E tanti tanti ‘e sti criature, appena nasceno doppo ‘nu poco moreno; moreno mmiez’o mare:maronna mia, che friddo dint’a ll’ossa. E ‘o core perd’a capa.
Senza saper né legger e né scrivere non mi è mai capitato, anche dopo quando ho imparato a memoria a recitare davanti a un pubblico distratto e indaffarato, di essere attratto da un libro di Claudio Magris anche quando c’era in Tv chi diceva e urlava: Danubio Danubio Danubio.

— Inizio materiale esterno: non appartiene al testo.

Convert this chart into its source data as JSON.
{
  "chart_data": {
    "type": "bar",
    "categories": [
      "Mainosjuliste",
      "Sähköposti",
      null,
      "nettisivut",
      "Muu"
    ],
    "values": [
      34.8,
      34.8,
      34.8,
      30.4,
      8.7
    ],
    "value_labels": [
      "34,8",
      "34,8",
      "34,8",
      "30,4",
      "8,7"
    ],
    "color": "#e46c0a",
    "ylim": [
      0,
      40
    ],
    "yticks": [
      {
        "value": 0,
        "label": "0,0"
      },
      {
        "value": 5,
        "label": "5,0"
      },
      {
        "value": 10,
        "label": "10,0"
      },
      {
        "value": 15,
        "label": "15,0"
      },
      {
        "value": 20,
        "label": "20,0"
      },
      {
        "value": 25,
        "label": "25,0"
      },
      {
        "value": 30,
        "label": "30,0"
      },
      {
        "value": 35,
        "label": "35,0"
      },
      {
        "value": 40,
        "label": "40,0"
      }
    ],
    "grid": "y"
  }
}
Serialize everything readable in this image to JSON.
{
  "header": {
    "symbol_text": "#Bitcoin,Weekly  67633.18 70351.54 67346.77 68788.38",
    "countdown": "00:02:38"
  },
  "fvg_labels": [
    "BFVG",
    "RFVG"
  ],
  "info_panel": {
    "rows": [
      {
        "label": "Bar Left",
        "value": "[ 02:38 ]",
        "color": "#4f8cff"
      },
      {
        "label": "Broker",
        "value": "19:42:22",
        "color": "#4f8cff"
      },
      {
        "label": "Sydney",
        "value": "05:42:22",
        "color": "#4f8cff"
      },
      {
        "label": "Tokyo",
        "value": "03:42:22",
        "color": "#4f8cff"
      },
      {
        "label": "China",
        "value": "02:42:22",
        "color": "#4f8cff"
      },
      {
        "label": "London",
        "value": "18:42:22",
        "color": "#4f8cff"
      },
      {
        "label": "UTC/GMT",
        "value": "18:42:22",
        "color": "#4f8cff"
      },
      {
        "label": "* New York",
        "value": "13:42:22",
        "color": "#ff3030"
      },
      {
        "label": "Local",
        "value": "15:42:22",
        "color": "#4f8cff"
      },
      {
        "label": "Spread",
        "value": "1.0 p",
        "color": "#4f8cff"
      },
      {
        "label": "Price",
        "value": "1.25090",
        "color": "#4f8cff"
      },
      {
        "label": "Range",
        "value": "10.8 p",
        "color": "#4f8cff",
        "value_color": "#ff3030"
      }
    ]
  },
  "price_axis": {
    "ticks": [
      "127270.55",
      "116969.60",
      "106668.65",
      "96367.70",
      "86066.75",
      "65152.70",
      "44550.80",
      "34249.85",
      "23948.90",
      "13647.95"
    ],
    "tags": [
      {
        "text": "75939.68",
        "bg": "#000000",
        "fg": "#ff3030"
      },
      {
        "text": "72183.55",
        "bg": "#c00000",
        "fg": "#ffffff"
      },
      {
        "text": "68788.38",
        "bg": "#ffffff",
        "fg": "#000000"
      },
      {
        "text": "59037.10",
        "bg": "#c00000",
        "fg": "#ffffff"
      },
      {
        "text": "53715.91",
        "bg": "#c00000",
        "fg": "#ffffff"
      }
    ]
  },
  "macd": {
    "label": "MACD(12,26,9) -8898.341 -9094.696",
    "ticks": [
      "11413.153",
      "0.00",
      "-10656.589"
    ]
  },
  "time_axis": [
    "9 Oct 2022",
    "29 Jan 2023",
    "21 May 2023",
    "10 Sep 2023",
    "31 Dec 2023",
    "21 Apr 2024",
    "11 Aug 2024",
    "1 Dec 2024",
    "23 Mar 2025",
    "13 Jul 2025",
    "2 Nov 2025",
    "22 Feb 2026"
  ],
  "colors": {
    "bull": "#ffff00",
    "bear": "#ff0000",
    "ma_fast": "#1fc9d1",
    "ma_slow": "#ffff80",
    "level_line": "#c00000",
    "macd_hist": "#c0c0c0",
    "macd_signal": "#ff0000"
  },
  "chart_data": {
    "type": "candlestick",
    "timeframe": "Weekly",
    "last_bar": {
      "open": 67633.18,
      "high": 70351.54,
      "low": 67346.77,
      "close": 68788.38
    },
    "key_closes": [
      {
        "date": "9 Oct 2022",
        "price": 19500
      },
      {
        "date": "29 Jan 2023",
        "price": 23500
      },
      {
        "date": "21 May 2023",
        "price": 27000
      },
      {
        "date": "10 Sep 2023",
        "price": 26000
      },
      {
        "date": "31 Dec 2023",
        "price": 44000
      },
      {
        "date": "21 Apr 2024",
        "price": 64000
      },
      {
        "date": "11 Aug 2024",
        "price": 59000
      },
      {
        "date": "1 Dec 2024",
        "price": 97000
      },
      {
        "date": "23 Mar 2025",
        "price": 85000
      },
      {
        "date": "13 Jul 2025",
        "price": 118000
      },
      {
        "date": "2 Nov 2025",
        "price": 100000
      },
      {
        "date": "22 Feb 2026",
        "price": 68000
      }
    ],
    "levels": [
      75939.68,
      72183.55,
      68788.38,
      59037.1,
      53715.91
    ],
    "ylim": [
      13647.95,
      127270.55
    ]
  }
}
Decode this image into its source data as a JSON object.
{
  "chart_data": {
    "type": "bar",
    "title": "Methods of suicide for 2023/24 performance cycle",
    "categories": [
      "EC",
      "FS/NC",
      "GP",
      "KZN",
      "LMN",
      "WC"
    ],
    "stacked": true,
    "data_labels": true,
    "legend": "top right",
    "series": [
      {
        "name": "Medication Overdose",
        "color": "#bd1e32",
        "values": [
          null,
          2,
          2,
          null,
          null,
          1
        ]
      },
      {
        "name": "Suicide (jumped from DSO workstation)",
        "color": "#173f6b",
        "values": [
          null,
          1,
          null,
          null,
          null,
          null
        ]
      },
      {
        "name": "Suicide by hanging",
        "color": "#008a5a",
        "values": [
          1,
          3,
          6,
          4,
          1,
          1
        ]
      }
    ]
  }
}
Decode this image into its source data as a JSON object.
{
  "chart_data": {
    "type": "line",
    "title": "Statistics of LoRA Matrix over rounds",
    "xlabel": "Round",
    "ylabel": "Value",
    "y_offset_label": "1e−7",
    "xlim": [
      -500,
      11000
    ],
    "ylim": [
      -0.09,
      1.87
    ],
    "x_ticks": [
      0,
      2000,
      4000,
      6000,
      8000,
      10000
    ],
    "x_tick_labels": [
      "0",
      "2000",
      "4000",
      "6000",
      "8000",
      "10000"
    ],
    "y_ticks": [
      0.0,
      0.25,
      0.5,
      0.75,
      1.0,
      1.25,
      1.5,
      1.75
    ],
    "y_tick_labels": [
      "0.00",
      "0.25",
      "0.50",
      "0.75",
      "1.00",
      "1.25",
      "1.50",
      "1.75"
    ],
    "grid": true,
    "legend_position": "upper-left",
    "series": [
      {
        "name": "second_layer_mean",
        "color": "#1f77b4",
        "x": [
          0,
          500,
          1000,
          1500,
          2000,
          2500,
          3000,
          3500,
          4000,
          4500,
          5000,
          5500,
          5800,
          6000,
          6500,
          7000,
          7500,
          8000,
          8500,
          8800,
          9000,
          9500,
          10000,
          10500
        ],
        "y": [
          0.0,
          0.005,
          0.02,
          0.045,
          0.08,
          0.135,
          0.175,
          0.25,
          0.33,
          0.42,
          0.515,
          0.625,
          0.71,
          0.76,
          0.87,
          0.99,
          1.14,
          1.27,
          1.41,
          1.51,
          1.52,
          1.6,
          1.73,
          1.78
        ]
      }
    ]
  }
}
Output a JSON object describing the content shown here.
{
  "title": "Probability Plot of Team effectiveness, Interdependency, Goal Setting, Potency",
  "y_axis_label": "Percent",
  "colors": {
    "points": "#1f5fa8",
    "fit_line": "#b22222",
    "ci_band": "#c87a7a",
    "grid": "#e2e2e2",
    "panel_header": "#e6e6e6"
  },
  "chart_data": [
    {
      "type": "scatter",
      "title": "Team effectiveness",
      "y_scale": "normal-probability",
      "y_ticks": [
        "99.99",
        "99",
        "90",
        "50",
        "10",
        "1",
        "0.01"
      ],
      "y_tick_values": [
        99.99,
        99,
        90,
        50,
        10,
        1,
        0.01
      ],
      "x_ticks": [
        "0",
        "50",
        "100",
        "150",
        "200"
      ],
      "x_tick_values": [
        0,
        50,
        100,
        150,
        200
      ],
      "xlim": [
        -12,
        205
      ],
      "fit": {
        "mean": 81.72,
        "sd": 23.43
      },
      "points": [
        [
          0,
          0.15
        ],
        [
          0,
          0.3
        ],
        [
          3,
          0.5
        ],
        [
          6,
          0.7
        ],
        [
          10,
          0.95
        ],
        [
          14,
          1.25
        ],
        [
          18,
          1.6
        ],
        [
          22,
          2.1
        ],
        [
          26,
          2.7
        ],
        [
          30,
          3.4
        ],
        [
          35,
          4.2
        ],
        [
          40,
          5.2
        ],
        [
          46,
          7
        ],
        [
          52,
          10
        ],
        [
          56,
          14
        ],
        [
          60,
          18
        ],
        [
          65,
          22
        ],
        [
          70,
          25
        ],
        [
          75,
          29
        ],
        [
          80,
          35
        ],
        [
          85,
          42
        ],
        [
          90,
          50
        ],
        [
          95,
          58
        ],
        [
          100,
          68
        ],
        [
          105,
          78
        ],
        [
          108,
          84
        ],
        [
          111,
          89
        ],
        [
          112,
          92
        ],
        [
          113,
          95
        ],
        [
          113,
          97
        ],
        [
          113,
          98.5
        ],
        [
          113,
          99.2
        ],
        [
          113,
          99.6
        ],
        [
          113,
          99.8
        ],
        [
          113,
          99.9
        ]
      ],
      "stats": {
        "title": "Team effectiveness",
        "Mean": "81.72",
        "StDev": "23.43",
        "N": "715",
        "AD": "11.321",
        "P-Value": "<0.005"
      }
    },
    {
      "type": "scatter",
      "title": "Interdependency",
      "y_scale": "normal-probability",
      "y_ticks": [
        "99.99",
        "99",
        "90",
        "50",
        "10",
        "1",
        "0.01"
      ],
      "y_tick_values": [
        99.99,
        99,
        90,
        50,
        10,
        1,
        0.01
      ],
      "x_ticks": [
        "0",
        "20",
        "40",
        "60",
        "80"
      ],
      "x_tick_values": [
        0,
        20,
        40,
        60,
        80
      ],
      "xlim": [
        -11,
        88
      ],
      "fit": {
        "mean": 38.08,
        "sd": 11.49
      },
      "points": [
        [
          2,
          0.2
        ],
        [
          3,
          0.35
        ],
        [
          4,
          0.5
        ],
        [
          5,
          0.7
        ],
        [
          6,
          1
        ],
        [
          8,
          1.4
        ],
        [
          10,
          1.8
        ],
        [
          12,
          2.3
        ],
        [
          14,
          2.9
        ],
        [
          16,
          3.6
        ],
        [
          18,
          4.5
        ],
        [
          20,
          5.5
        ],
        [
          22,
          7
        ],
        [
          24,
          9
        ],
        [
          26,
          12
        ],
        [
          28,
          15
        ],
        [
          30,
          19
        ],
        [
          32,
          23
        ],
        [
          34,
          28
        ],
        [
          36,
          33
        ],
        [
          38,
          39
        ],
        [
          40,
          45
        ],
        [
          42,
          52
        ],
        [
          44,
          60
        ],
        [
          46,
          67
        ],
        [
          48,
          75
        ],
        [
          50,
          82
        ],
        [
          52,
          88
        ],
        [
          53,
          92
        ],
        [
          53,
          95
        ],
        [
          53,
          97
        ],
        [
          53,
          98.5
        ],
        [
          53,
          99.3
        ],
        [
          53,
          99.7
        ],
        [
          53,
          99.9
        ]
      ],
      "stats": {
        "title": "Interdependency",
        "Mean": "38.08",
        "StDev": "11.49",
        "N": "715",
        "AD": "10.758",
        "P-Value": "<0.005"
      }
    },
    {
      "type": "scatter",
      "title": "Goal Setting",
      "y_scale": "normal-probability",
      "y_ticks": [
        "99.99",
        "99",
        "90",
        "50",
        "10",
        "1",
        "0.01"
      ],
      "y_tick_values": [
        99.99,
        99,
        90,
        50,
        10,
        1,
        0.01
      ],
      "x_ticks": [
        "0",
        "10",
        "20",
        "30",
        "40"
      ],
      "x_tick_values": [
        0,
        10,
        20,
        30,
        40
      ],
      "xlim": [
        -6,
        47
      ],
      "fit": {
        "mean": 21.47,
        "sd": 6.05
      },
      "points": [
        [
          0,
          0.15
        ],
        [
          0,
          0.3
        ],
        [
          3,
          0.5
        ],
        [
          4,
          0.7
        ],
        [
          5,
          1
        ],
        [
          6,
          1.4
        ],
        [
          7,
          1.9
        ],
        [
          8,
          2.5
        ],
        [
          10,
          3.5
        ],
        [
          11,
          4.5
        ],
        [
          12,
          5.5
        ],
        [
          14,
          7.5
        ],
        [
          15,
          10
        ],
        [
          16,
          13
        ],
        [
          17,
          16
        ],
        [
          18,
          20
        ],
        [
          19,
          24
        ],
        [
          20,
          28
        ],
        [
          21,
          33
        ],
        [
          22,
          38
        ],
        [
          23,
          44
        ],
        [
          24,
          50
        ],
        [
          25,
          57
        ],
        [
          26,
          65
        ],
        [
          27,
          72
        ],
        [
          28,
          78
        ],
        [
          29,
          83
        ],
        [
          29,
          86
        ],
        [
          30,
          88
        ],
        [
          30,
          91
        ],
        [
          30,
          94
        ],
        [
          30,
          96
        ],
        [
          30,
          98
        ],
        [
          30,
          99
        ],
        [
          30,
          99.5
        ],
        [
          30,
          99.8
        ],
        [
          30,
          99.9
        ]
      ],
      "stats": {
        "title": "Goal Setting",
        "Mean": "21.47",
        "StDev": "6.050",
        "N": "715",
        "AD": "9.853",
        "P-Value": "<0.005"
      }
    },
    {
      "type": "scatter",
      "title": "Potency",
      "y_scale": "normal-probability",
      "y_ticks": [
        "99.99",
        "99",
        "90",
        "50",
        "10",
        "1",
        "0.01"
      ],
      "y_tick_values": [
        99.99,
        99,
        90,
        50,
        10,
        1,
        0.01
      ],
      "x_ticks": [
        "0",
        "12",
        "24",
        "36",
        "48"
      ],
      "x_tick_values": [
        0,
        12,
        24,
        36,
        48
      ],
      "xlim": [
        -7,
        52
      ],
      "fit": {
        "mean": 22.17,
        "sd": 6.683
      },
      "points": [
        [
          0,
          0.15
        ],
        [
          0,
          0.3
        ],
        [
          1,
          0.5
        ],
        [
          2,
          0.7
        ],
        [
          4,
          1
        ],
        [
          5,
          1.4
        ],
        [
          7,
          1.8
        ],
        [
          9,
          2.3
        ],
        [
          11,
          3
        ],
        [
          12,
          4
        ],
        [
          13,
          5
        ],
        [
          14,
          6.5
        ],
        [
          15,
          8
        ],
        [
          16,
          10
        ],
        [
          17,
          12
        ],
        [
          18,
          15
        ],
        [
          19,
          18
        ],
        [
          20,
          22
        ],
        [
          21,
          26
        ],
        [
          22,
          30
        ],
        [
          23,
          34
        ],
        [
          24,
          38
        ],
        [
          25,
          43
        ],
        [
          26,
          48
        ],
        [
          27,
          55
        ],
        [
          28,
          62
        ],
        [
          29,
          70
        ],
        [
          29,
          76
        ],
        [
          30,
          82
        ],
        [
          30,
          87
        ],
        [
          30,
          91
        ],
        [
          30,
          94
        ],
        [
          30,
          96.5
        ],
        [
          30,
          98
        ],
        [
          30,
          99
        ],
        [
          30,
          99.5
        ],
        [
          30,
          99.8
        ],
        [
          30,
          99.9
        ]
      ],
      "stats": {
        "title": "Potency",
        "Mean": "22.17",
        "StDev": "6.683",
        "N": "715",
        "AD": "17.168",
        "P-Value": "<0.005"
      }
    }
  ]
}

Ma però, non ricordo bene, forse era quell’altro scrittore esordiente o lo scrittore ormai vegliardo e arido come un asciugamano nel sole della controra di luglio e agosto, di sicuro non Pullecenella ca alluccava: Vesevo Vesevo Vesevo fammè coglier’ i frutti ‘e chesta terra fucosa e lucente. Di sicuro era chill’atu scrittore che si manteneva ancora a galla, ma nonostante perdeva botte nella casa delle belle femmine more, diceva oscuramente: Patria, Patria, Patria.